O Superior Tribunal de Justiça (STJ) manteve uma prática adotada por escolas e faculdades particulares para incentivar o pagamento em dia de mensalidades: o desconto de pontualidade – dado ao aluno até o dia de vencimento ou data anterior. Por unanimidade, os ministros da 3ª Turma consideraram o abono uma “vantagem econômica”, e não uma “multa moratória camuflada”.
A decisão foi dada em ação civil pública ajuizada pelo Ministério Público do Estado de São Paulo contra a União Cultural e Educacional Magister, pertencente ao Grupo Estácio de Sá. No processo, os procuradores alegam que o desconto oferecido seria fictício e que, na verdade, a faculdade estaria embutindo o valor de uma multa moratória que, somada à prevista nas mensalidades, ultrapassaria os 2% permitidos pelo Código de Defesa do Consumidor (CDC).

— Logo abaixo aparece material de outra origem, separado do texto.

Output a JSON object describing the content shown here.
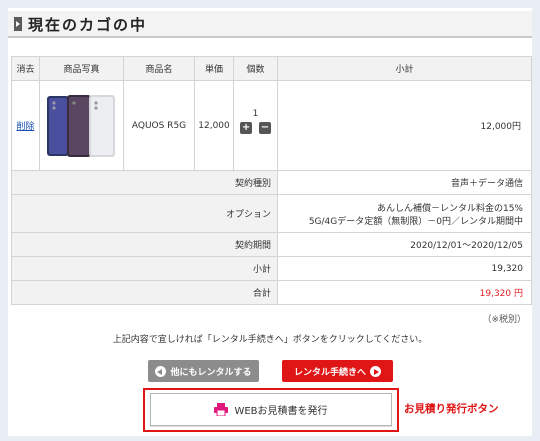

Em sua defesa, a faculdade argumenta que o desconto de 10%, oferecido para pagamento antes da data de vencimento, é um benefício, um incentivo ao adimplemento. Além de ser uma maneira de conseguir antecipar receitas, segundo os advogados Marcos Serra Netto Fioravanti e Andre Frossard Albuquerque, sócios do Siqueira Castro Advogados, que representam o estabelecimento de ensino. “Os dois se beneficiam com a pontualidade. Para as instituições de ensino, é uma alternativa à tomada de crédito externo”, diz Albuquerque.
De acordo com Fioravanti, não existe norma proibindo a prática e a própria Lei de Diretrizes e Bases da Educação Nacional (Lei nº 9.394, de 1996) garante a possibilidade de apresentação de planos alternativos de pagamento – desde que não excedam o valor anual contratado. “A liberdade de contratar permite que se possa conceder o desconto e beneficiar o aluno”, afirma o advogado.
Em primeira instância, o pedido do Ministério Público do Estado de São Paulo havia sido acolhido. A faculdade recorreu e o Tribunal de Justiça de São Paulo (TJ-SP) reformou parte da sentença, mantendo, porém, a proibição da prática. No STJ, a relatoria do caso ficou com o ministro Marco Aurélio Bellizze, que foi favorável ao desconto de pontualidade.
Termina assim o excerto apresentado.